A Hearing Instrument Specialist focuses on fitting patients with the appropriate amplification.
An audiologist performs a wider range of tests and treatments, such as rehabilitation for balance problems and cochlear implants.
Becoming a Hearing Instrument Specialist requires no college education and certification can be obtained within months.
Becoming an Audiologist requires a minimum of 4 years of undergraduate study and additional years of schooling to complete a doctoral degree.
How Long Does It Take to Become a Hearing Instrument Specialist?
The average time it takes to become a Hearing Instrument Specialist is 3-6 months.
Or, it could take 2-4 years in a college setting.
Is Becoming a Hearing Aid Specialist Worth It?

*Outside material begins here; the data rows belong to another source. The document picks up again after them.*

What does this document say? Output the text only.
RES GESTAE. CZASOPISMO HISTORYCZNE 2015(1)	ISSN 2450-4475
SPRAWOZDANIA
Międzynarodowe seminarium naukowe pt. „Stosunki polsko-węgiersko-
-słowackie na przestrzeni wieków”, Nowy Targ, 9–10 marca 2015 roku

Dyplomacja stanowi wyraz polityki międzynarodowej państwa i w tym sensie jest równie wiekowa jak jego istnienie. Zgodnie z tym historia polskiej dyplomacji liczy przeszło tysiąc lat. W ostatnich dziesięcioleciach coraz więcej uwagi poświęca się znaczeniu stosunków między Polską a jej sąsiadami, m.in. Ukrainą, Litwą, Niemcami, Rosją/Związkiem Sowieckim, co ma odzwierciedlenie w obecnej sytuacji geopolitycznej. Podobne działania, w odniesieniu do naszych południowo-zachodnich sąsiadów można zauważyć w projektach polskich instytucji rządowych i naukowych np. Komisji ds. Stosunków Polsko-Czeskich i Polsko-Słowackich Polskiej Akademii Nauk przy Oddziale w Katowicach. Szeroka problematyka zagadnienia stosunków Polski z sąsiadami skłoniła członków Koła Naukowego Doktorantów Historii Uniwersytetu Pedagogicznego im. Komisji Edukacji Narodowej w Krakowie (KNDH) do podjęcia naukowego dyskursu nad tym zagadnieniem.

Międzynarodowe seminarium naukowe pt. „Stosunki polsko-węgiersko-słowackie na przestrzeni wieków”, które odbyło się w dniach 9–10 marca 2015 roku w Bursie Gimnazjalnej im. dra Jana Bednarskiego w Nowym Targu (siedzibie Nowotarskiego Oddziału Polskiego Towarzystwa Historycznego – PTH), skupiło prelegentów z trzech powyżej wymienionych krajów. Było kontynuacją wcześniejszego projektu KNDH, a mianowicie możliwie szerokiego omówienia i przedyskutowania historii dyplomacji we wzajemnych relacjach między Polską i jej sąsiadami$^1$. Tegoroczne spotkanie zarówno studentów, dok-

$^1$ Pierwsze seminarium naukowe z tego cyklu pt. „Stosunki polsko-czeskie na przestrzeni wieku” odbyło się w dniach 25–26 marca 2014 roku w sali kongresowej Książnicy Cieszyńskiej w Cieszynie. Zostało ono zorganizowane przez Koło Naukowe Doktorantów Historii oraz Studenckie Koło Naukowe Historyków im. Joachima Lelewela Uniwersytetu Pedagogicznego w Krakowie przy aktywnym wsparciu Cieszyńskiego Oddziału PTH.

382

There are many benefits to becoming a Hearing Aid Specialist, such as:
- Stable career in a growing industry.
- Potential to have a starting, annual salary of approximately $50,000 – with no limit on how much you can earn.
- Minimal to no student loan debt.
- Takes months – not years – to obtain your license.
- Steady, salaried income that does not rely on the number of patients or clients you treat.
- Making a difference in people’s lives each and every day.
Is Being a Hearing Instrument Specialist Stressful?
The stress levels of a Hearing Instrument Specialist are considered below average based on an evaluation of the work complexities, the working environment, and the job environment.
Work-life balance has an average flexibility. You can expect a regular schedule.
What Is a Hearing Instrument Specialist's Work Environment Like
As a Hearing Instrument Specialist, you will interact with your patients and colleagues as part of a team on a daily basis. You should expect to communicate in person, through email, on the phone, and potentially through telehealth technologies such as video conferencing.
Your patients will have various backgrounds, ages, incomes, and education levels. Your work will require a high degree of accuracy to avoid errors in fitting patients with hearing instruments.
You will mostly work indoors, within an office setting. You may be exposed to diseases and illnesses when treating patients that could require you to wear personal protective equipment (PPE), including gloves, masks, and goggles.